Initialize the potential-source-target list with the initial source/target Atoms Repeat:

  1. Choose the next source/target, from the potential-source-target list (via stochastic selection based on weights that are assigned to potential sources or targets based on multiple factors)
  2. Choose whether to apply a forward or backward step to the source/target (via some criterion, which may be a random selection, or may be a sophisticated judgment based on the context of the inference process)
  3. Choose a rule to apply to the source/target (selecting from among the admissible rules in the rule-base via stochastic selection, based on the weights of the rules in the current context.
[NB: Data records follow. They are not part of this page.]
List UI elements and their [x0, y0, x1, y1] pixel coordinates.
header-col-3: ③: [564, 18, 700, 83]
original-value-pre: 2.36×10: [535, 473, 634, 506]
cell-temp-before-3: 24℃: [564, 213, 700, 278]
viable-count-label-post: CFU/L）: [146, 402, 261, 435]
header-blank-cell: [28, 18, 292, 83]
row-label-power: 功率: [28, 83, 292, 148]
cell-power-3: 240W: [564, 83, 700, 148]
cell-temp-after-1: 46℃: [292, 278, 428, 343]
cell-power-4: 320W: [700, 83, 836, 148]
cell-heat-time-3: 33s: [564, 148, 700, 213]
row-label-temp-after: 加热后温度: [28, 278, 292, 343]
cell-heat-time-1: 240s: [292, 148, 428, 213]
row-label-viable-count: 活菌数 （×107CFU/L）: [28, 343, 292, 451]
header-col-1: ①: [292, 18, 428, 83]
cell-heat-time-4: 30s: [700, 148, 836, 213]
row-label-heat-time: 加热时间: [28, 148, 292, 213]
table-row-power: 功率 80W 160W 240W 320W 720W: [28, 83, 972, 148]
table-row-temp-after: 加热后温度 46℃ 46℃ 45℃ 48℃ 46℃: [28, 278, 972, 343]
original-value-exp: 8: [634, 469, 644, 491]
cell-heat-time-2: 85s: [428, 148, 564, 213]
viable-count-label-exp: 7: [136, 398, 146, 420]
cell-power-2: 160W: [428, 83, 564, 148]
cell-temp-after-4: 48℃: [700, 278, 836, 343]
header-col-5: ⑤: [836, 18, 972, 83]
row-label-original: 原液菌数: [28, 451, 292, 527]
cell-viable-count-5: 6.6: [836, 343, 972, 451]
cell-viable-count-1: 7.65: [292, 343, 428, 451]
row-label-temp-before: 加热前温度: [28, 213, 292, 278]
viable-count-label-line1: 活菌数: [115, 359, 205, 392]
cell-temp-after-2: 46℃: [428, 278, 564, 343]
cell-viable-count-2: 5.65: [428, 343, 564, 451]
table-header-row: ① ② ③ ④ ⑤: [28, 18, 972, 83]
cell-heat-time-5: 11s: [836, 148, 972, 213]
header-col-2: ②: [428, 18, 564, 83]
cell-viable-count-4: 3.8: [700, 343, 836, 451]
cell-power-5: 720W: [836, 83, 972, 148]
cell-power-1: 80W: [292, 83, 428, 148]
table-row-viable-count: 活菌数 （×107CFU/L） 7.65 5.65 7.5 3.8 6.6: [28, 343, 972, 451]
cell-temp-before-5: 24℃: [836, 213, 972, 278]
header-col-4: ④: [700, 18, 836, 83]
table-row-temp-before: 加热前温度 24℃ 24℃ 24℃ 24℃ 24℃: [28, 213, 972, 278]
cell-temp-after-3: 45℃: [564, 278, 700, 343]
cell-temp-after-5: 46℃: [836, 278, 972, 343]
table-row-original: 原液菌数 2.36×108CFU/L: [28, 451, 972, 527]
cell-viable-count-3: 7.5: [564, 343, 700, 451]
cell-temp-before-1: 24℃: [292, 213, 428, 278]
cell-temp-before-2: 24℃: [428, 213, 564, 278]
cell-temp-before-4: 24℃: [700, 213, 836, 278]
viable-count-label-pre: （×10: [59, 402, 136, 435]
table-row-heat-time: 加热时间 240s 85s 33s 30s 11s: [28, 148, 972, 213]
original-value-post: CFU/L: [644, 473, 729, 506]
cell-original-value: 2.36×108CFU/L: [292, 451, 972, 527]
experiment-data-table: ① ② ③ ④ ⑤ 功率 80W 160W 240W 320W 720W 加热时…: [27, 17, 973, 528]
Also, if a forward step was chosen, select a position for the source to assume among the premises of the rule (in general this would also be done based on the weights of the rule positions in the current context.
  4. Choose premises for the rule (all the premises in the case of a backward step; additional premises in the case of a forward step) based on applying the PatternMatcher with an appropriate callback and a potential restriction to the focus-set (and in the case of a forward step, a potential restriction to the potential-source-target list)
  5. In the case of a forward step, apply the rule to the selected source premise and the chosen additional premises, and generate a conclusion
  6. Check if one of the stopping criteria has been met. If so, exit the loop and stop repeating.
  7. Push the result onto the potential-source-target list: for a forward step, the generated conclusion; for a backward step, the selected premises
  8. Return to the start of the loop

Forward-backward inference could be triggered with either forward chaining or backward chaining type queries. Sometimes doing a bit of forward inference along the way can improve one’s backward inference; and vice versa.